Mit einem Festakt des Deutschen Historischen Museums wurde heute im Zeughaus in Berlin des ersten deutschen Reichskanzlers Otto von Bismarck gedacht. Dieser war vor 200 Jahren im altmärkischen Schönhausen im heutigen Sachsen-Anhalt geboren worden. Ministerpräsident Dr. Reiner Haseloff würdigte die Leistungen Bismarcks: „Dem epochemachenden Außenpolitiker und Staatsmann Bismarck ging es um den Erhalt des Geschaffenen.

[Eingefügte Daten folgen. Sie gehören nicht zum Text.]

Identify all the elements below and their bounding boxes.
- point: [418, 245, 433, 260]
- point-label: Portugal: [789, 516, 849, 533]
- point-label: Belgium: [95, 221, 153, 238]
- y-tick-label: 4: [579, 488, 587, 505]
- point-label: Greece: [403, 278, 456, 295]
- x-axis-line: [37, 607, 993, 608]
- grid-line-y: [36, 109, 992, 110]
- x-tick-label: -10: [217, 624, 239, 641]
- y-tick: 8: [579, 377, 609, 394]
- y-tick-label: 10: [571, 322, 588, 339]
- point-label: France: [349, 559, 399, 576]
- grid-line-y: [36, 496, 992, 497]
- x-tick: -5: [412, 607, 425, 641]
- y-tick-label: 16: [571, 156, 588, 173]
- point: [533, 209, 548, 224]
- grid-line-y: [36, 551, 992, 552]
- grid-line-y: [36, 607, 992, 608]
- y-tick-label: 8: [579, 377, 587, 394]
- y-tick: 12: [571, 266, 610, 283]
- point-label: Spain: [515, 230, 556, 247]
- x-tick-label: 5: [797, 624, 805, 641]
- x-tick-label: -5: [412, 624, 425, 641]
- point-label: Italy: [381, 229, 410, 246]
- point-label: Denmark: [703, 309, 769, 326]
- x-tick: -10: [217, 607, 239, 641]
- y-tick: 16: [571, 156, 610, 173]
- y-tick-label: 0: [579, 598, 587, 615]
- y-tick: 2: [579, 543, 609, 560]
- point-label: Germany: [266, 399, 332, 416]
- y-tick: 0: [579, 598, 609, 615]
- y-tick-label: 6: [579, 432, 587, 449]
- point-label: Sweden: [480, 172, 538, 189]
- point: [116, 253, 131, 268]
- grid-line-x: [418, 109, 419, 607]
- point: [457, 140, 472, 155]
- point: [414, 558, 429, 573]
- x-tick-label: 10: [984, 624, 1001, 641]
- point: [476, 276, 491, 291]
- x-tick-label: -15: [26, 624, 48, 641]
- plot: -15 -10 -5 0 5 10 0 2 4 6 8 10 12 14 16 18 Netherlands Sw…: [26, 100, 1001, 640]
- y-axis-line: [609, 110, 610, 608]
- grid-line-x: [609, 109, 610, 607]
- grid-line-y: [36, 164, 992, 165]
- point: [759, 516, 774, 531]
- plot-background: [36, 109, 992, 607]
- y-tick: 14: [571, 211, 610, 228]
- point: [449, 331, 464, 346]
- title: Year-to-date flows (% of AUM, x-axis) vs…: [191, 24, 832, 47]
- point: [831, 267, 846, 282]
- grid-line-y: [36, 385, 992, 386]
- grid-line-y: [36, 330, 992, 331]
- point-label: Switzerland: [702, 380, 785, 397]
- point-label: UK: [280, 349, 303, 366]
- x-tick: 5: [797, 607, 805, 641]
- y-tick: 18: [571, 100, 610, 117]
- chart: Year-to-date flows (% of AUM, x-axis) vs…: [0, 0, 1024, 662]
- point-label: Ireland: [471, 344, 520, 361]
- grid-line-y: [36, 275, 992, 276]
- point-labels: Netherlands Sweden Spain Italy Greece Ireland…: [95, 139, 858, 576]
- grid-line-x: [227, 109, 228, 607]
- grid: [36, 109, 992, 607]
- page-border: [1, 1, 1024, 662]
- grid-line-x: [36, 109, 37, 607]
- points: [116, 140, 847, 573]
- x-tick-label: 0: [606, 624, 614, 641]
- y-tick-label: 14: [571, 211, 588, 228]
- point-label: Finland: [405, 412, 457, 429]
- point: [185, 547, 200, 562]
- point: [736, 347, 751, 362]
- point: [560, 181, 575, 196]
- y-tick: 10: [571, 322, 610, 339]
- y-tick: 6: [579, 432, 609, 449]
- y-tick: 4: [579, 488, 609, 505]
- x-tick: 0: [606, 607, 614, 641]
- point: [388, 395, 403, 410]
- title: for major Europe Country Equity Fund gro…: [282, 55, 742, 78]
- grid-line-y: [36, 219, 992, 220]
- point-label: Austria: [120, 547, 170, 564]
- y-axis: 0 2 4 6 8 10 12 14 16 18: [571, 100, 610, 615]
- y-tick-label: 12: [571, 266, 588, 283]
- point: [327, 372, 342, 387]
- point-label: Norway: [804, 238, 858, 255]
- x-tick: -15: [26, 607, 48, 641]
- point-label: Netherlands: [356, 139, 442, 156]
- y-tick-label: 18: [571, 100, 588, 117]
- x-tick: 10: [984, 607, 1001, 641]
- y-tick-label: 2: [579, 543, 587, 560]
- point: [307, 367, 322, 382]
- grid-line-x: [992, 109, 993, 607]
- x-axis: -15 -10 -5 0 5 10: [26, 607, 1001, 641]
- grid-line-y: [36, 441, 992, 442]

Die ‚verspätete Nation‘ erkläre er für saturiert. Vor dem Krieg der Zukunft warnte er eindringlich. Vertrauen war ihm wichtig und eine Politik des Gleichgewichts und der Friedenssicherung.“

Während Bismarck im Bereich der Außenpolitik klug, besonnen und erfolgreich agiert habe, sei seine Innenpolitik umstrittener gewesen, so Haseloff. Der Ministerpräsident erinnerte hier an die Auseinandersetzungen des ersten Reichskanzlers mit der katholischen Minderheit und der frühen Arbeiterbewegung. Andererseits bleibe seine Sozialpolitik „eine bis heute nachwirkende Errungenschaft“. Haseloff: „Die Fundierung des deutschen Sozialstaates ist eine der großen Leistungen Bismarcks. Das Sozialistengesetz hingegen erinnert an seine Irrtümer.“

Bismarck habe sein Jahrhundert mehr geprägt als jeder andere. Seine Leistungen seien unbestritten. Im Bismarck-Museum in Schönhausen werde derzeit mit zwei Sonderausstellungen an den ersten Reichskanzler erinnert. Sachsen-Anhalt habe, so Haseloff, einen Entschließungsantrag in den Bundesrat eingebracht, um das Museum in den Geltungsbereich des Stiftungsgesetzes der Otto-von-Bismarck-Stiftung aufzunehmen.